The agent.conf file must contain at least the following properties:

### Bootstrap properties
com.sun.identity.agents.config.organization.name = /
com.sun.identity.agents.config.username = ApacheAgentProfile
com.sun.identity.agents.config.password = o7OuvnaDnQ==
com.sun.identity.agents.config.key = OGM...0Yg=
com.sun.identity.agents.config.naming.url = https://openam.example.com:8443/openam

### Configuration properties
com.sun.identity.agents.config.repository.location = local
org.forgerock.openam.agents.config.jwt.name = am-auth-jwt
com.sun.identity.agents.config.cdsso.redirect.uri = agent/cdsso-oauth2
org.forgerock.openam.agents.config.policy.evaluation.application = iPlanetAMWebAgentService
org.forgerock.openam.agents.config.policy.evaluation.realm = /
com.sun.identity.agents.config.polling.interval = 60
com.sun.identity.agents.config.sso.cache.polling.interval = 3
com.sun.identity.agents.config.policy.cache.polling.interval = 3
com.sun.identity.agents.config.cookie.name = iPlanetDirectoryPro
com.sun.identity.agents.config.debug.file.size = 10000000
com.sun.identity.agents.config.local.logfile = /web_agents/agent_type/instances/agent_1/logs/debug/debug.log
com.sun.identity.agents.config.local.audit.logfile = /web_agents/agent_type/instances/agent_1/logs/audit/audit.log
com.sun.identity.agents.config.debug.level = Error

The properties are provided with an example value. For information about each of these properties, see the Properties Reference.

Request Process Flow

When a client requests access to an application resource, the Web Agent intercepts the request. AM then validates the identity of the client, and their authorization to access the protected resource.
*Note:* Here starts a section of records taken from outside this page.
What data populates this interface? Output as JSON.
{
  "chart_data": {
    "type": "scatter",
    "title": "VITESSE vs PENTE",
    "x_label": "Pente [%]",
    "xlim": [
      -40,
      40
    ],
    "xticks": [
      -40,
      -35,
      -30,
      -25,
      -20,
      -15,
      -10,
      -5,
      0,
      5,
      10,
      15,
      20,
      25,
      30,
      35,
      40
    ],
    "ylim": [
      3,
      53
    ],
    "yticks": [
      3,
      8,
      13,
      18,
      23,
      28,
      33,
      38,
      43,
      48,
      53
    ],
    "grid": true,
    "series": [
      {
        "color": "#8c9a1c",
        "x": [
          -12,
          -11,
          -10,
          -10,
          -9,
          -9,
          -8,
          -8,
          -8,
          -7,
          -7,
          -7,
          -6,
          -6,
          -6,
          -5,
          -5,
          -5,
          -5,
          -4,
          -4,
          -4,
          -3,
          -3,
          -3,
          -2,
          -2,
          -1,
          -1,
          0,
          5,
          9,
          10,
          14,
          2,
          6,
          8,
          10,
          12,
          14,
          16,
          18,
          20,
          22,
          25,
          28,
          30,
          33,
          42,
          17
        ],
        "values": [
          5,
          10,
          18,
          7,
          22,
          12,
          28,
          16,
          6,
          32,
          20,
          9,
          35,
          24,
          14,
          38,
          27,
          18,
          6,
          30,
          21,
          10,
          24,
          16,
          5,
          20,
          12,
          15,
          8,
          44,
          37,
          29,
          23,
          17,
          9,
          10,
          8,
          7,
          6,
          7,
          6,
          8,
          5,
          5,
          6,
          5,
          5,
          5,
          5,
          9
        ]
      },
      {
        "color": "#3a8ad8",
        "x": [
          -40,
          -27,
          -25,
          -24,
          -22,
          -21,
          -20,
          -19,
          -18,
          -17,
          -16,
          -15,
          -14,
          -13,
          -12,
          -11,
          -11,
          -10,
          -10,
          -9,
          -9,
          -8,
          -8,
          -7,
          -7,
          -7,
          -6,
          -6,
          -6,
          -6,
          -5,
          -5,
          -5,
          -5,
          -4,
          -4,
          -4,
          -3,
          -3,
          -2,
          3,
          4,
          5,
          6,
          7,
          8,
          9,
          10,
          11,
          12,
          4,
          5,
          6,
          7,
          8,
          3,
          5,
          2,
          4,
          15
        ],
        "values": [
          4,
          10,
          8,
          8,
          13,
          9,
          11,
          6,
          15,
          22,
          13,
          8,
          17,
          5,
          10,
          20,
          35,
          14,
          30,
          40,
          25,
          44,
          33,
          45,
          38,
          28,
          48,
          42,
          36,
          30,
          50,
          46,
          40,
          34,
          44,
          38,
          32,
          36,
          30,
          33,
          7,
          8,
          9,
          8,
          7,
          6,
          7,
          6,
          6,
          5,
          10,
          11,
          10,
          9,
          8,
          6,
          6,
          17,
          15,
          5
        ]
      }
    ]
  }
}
The following simplified data flow occurs when an unauthenticated client requests a resource protected by a Web Agent and AM. The flow assumes that requests must meet the requirements of an AM policy. For a detailed diagram, see Single Sign-On in AM’s Authentication and Single Sign-On Guide.

web-agent-process-flow.puml
  1. An unauthenticated client attempts to access a resource, and the agent intercepts the inbound request.

  2. The agent evaluates whether the requested resource or the client IP address matches a not-enforced rule..

  3. Alternate Flow. The requested resource or the client IP address matches a not-enforced rule. The agent allows access to the resource.

  4. Alternate Flow. The client receives a response from www.example.com. The flow ends.

  5. The requested resource or the client IP address does not match a not-enforced rule. The agent redirects the client to log in to AM.

  6. The client authenticates to AM.

    During client authentication, and to protect against reply attacks, the agent issues a pre-authentication cookie, named agent-authn-tx. The agent uses the cookie to track the authentication request to AM, and deletes it immediately after authentication.

    Depending on the configuration, the agent can either issue a single cookie to track all concurrent authentication requests, or one cookie for each request.

    The pre-authentication cookie expires after 5 minutes, or after the time specified in Profile Attributes Cookie Maxage.

    If POST data preservation is enabled, the request expires after the time specified in POST Data Entries Cache Period, which is by default 10 minutes. In this case, consider increasing Profile Attributes Cookie Maxage to at least 10 minutes.

  7. AM’s Authentication Service verifies the client credentials and creates a valid OpenID Connect (OIDC) JSON Web Token (JWT) with session information.

  8. AM sends the client a self-submitting form with the OIDC JWT.

  9. The client posts the self-submitting form to the agent endpoint, and the Web Agent consumes it.

  10. The agent contacts AM to validate the session contained in the ID token.

  11. AM validates the session.

  12. The agent contacts AM’s Policy Service, requesting a decision about whether the client is authorized to access the resource.

  13. AM’s policy service returns ALLOW.

  14. The agent writes the policy decision to the audit log.

  15. The agent enforces the policy decision. Because the Policy Service returned ALLOW, the agent performs a pass-through operation to return the resource to the client.

  16. The client accesses the resource.